Tuesday, October 5, 2010

It is not good enough to have good punctuation, grammar, and a thorough investigation of a topic to have good writing skills. My prof in my one class today, after giving us our second paper's back, first started out with giving us a lot of praise.

"Excellent punctuation choices."


"You all are very talented writers."

Next, however, he told us that the purpose of his class is to produce better writers. We are all good writers -- maybe even excellent (maybe let's just leave it at "good") -- but we have to get better.

"Where is your voice in your writing? You are using the personal "I" as a neutral, or at least very nice person -- where is the force, the bluntness, the animosity or anger or sadness or curiosity? Where are you taking chances? Your writing is too nice. It's a pleasure to read, but where is the surprise?"

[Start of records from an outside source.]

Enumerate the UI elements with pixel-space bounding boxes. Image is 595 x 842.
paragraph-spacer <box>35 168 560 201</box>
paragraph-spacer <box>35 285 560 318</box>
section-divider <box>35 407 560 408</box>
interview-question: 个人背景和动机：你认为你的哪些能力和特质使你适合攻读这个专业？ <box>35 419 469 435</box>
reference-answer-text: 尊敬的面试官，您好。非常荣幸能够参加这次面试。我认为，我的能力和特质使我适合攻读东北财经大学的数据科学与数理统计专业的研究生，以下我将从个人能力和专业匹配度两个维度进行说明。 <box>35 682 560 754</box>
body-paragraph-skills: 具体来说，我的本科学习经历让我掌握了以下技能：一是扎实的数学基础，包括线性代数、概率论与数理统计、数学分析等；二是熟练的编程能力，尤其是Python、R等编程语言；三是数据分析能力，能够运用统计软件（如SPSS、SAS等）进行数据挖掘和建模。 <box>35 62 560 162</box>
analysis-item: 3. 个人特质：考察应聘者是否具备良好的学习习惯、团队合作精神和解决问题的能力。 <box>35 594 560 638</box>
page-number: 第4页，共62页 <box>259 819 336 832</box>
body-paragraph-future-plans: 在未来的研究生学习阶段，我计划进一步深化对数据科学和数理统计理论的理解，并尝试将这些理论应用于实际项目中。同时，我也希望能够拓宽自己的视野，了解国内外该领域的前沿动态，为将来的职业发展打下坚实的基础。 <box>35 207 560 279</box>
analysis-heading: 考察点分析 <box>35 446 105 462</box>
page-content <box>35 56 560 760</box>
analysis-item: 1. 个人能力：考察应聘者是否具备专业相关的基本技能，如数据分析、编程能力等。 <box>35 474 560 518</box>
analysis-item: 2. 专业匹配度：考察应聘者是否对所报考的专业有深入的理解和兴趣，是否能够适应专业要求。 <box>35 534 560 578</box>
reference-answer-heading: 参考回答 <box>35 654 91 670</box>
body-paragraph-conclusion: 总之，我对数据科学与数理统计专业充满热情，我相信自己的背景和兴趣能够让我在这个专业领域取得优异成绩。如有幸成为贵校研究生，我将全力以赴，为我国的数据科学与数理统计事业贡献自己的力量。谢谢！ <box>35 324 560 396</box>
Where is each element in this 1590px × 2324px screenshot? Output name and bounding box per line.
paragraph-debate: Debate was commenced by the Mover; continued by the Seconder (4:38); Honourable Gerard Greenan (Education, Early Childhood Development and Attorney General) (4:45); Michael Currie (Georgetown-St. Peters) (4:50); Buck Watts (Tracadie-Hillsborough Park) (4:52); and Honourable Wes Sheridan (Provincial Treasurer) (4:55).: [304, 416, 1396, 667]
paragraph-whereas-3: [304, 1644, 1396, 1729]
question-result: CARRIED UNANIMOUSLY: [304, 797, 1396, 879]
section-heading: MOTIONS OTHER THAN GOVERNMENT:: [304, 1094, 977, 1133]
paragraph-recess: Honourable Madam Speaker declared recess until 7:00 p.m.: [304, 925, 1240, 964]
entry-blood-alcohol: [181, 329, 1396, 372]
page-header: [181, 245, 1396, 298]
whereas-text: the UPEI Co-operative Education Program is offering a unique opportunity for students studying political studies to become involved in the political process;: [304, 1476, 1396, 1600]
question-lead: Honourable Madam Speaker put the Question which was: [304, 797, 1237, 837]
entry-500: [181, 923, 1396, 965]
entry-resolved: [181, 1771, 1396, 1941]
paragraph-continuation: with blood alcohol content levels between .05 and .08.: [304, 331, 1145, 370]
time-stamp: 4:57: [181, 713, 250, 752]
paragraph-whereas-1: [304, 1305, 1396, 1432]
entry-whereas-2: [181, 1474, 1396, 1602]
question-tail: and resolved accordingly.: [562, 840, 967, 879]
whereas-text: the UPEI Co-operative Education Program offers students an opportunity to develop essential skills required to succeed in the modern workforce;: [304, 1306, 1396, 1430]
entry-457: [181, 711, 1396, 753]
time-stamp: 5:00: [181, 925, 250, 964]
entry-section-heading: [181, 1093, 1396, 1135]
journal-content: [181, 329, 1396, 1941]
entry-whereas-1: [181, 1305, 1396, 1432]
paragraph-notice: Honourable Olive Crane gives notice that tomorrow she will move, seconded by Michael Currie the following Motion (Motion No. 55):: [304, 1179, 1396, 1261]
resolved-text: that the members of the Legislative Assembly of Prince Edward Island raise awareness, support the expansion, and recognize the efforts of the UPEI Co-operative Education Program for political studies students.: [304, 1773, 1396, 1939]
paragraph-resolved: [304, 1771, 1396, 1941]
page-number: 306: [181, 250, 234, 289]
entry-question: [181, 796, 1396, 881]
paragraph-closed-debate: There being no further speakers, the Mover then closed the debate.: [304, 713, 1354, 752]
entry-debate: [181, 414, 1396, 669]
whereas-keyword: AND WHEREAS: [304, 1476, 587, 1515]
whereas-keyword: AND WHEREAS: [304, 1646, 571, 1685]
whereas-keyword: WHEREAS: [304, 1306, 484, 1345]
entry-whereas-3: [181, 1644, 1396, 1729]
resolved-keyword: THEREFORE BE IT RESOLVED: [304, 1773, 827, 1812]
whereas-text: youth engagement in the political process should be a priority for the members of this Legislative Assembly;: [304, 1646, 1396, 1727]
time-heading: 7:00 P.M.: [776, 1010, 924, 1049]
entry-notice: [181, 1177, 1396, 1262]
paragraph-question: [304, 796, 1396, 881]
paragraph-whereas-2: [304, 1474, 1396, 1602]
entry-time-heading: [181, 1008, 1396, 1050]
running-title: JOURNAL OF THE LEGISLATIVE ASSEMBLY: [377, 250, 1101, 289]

Take a chance, take a chance take a chucka-chan-chance.

It's so easy to try to help reader's decipher each and every bit of writing, or an art piece for that matter. It's hard for me to let go, to assume that my point is going to come across. To leave it open to interpretation. I like explaining things.

I have been taught, since the start of my writing career, that for a good piece of writing you need an introduction, a body, and a conclusion. This class is challenging this.

"You don't need an introduction. Start in the middle. Don't explain everything in your conclusion -- the reader will get it from the writing you have produced."


So maybe I need to be more like Thomas Carlyle and less like John Stuart Mill. More chewy less obvious.

Another problem is that my general worldviews are obvious. Commonplace. Known. If I can, in my entire lifespan, come up with an idea that no one else in the thousands of years that mankind has been thinking, I will have real reason to be proud of my literary abilities.